THE FAILURE OF THE PG: THE RISE OF THE BOLSHEVIKS:
In April the Bolshevik leader Lenin returned to Russia. Lenin had lived abroad, mainly in England and Switzerland, from 1900 to 1905 and again from 1907 to 1917. He had become convinced that consistent struggles for radical democracy in Russia would encourage workers and peasants to struggle for socialism. Lenin also believed that the devastation of World War I would inspire working people throughout the world to fight for socialism. He rallied the swelling ranks of Bolsheviks around slogans such as “Bread, Peace, Land” and “Down with the PG —All Power to the Soviets!,” formulated in his famous April Theses. His party became increasingly attractive to large numbers of bitter and disillusioned young workers, soldiers, and sailors.
At the end of May 1917, Leon Trotsky returned to Petrograd from a 10 year exile abroad.
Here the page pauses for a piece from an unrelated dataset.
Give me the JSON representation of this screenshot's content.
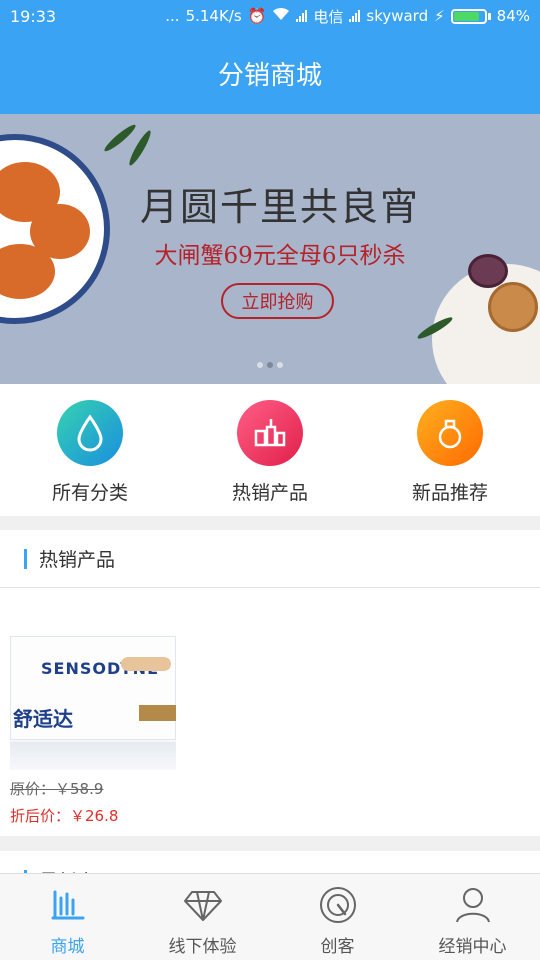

He found that the programme of the Bolsheviks had come essentially to include his ideas about “permanent revolution,” and he soon joined their ranks. Much of the rank-and-file membership of the Mensheviks also went over to the Bolsheviks at this time. Among the SRs, the rank and file and some of the younger leaders turned away from Kerensky and the older leaders associated with him. Various anarchist groups also came to advocate a socialist revolution. Eventually, shortly before the October Revolution, the left wing socialist revolutionaries split and formed a separate party.
Lenin’s return brought about a sharp struggle in the Bolshevik Party, after he published his April Theses and argued that there could be no separate bourgeois democratic revolution, even in the form of a “revolutionary democratic dictatorship of the proletariat and the peasantry”, and that the task was to oppose the PG and to fight for the establishment of Soviet Power. This was also the line advocated by Trotsky in articles in a New York socialist journal before he could return to Russia. On the basis of this convergence of ideas, Trotsky joined the Bolshevik party and became, after Lenin, its most important leader.
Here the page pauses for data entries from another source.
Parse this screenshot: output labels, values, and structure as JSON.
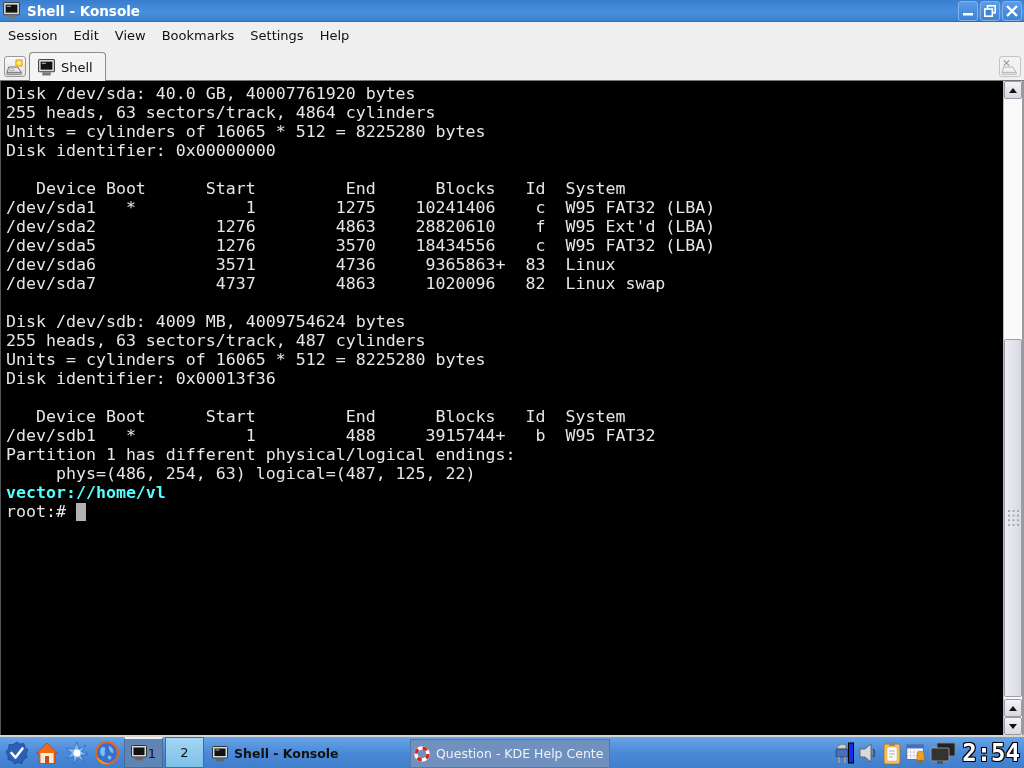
{
  "window": {
    "title": "Shell - Konsole"
  },
  "menu": [
    "Session",
    "Edit",
    "View",
    "Bookmarks",
    "Settings",
    "Help"
  ],
  "tabs": [
    {
      "label": "Shell",
      "selected": true
    }
  ],
  "terminal": {
    "blocks": [
      {
        "lines": [
          {
            "kind": "output",
            "text": "Disk /dev/sda: 40.0 GB, 40007761920 bytes"
          },
          {
            "kind": "output",
            "text": "255 heads, 63 sectors/track, 4864 cylinders"
          },
          {
            "kind": "output",
            "text": "Units = cylinders of 16065 * 512 = 8225280 bytes"
          },
          {
            "kind": "output",
            "text": "Disk identifier: 0x00000000"
          }
        ]
      },
      {
        "lines": [
          {
            "kind": "output",
            "text": "   Device Boot      Start         End      Blocks   Id  System"
          },
          {
            "kind": "output",
            "text": "/dev/sda1   *           1        1275    10241406    c  W95 FAT32 (LBA)"
          },
          {
            "kind": "output",
            "text": "/dev/sda2            1276        4863    28820610    f  W95 Ext'd (LBA)"
          },
          {
            "kind": "output",
            "text": "/dev/sda5            1276        3570    18434556    c  W95 FAT32 (LBA)"
          },
          {
            "kind": "output",
            "text": "/dev/sda6            3571        4736     9365863+  83  Linux"
          },
          {
            "kind": "output",
            "text": "/dev/sda7            4737        4863     1020096   82  Linux swap"
          }
        ]
      },
      {
        "lines": [
          {
            "kind": "output",
            "text": "Disk /dev/sdb: 4009 MB, 4009754624 bytes"
          },
          {
            "kind": "output",
            "text": "255 heads, 63 sectors/track, 487 cylinders"
          },
          {
            "kind": "output",
            "text": "Units = cylinders of 16065 * 512 = 8225280 bytes"
          },
          {
            "kind": "output",
            "text": "Disk identifier: 0x00013f36"
          }
        ]
      },
      {
        "lines": [
          {
            "kind": "output",
            "text": "   Device Boot      Start         End      Blocks   Id  System"
          },
          {
            "kind": "output",
            "text": "/dev/sdb1   *           1         488     3915744+   b  W95 FAT32"
          },
          {
            "kind": "output",
            "text": "Partition 1 has different physical/logical endings:"
          },
          {
            "kind": "output",
            "text": "     phys=(486, 254, 63) logical=(487, 125, 22)"
          },
          {
            "kind": "path",
            "text": "vector://home/vl"
          },
          {
            "kind": "prompt",
            "text": "root:#"
          }
        ]
      }
    ]
  },
  "taskbar": {
    "pager": [
      {
        "label": "1",
        "selected": false,
        "occupied": true
      },
      {
        "label": "2",
        "selected": true,
        "occupied": false
      }
    ],
    "tasks": [
      {
        "kind": "terminal",
        "label": "Shell - Konsole",
        "selected": true
      },
      {
        "kind": "help",
        "label": "Question - KDE Help Cente",
        "selected": false
      }
    ],
    "clock": "2:54"
  }
}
Another important influence in Bolshevism in 1917 was that of a number of women leaders, above all that of Alexandra Kollontai. Traditionally, the working class had been quite patriarchal, and even the leading layers, like the socialist parties, were not free of this outlook. But feminist Bolsheviks like Kollontai and others fought hard inside the party to change its attitude. By 1917, 2500 of the Old Bolsheviks were women, that is, within the party women formed 10% of the membership. They were able to bring out a journal specially addressed to women workers, entitled Rabotnitsa (Woman Worker) in Petrograd and Zhizn Rabotnitsii (Life of Women Workers) in Moscow (where the leading spirit was Inessa Armand). It was their tireless organizing work that broke the social peace with the laundry worker women’s strike. Thus, women workers were a constituency where Bolshevik appeal was unusually strong in 1917. However, while the Bolsheviks emphasized class demands, they were not adequately sensitive to the gender issues within class, and only the women Bolsheviks paid attention to these issues, including equal pay for equal work, maternity benefits, and so on, along with the right and the opportunity for women to take part in political work. One demand that they repeatedly made but failed to obtain was the demand for a separate organisational structure to bring women into the party. Barbara Evans Clements [Bolshevik Women] and Ann Bobroff ['The Bolsheviks and Working Women 1905 - 1920', Soviet Studies, October 1974,] are historians who have shown both their work and their limitations in this respect. But the women Bolsheviks were able to persevere in their work, so that by November 1917, they had held a Conference of Women Workers, to mobilise hundreds of thousands of working class women to the Bolshevik and the Soviet cause. This would become the base from which, a year later, in late 1918, they would organise an all-Russian women’s meeting and launch a party women’s section or the Zenotdel.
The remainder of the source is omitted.